Echo is caught by Carley, who confesses that Jason and Tom film the videos for their private child pornography website, of which Zoë's murderer was a subscriber. Jason had later blackmailed Zoë, promising to delete her video if she met with his alleged photographer friend for a private photo shoot, leading to her murder. Tom and Jason barge into the basement, knock out Carley, and tie Echo to the bed. They conspire to leave the state, but as Jason begins packing, an injured Marc stands up and knocks him unconscious. Parker arrives just as Echo frees herself, and he calls the police. Tom enters the basement, but Echo knocks him out before he can attack them. The two men are subsequently arrested for their crimes while their website is shut down.

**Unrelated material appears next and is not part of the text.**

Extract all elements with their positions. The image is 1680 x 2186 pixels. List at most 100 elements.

Upon finishing the last entry in Zoë's diary, Echo, now having closure, says a final goodbye to her sister and apologizes for not knowing her well enough. Sitting at a bench at Zoë's favorite spot that has been built in her honor, Echo begins writing her first entry in the diary Zoë had planned to give her as a birthday gift.

==Production==
In 2018, it was revealed that the Marano sisters would appear in the lead roles. After joining the project, they commented in an interview with The Hollywood Reporter, "When we optioned Alyson Noël's book Saving Zoe ten years ago, we did it because as a mother, as a daughter, as a sister, and as women, we were incredibly moved by a powerful story. Now, a decade later, that same powerful story seems to be more relevant than ever [...] We are ecstatic that Blue Fox was as moved today as we were all those years ago and are thrilled to be working with them. Together, we hope to share a film that we couldn't be more proud of with the world."

==Release==
In April 2019, it was revealed the film would be released on July 12, 2019.

==Reception==
Noel Murray of the Los Angeles Times wrote, "But even with the occasional voiceover narration, the film can't quite replicate the appeal of Noël's original, where a lot of the action is internal, dealing with these women's opinions and feelings. The mystery plot isn't surprising enough — and it takes at least a few good jolts to create the cinematic equivalent of a page-turner." Danielle Solzman of the Solzy at the Movies wrote, "You're certainly welcome to give this film a chance but I left Saving Zoë feeling quite a bit disappointed. I do not see this film as being a complete disappointment but I believe that it could have been executed better. Saving Zoë honestly should have stayed a book." Jennie Kermode of the Eye for Film wrote, "Saving Zoe is, ultimately, a lightweight film about a serious subject. It's competently handled and Marano is an effective lead. It's likely to hit all the important notes for fans of the book but it does little more, avoiding risks and thereby failing to find a voice of its own. If you're in the target audience, then you'll find this a satisfying watch but it will be unlikely to stay with you."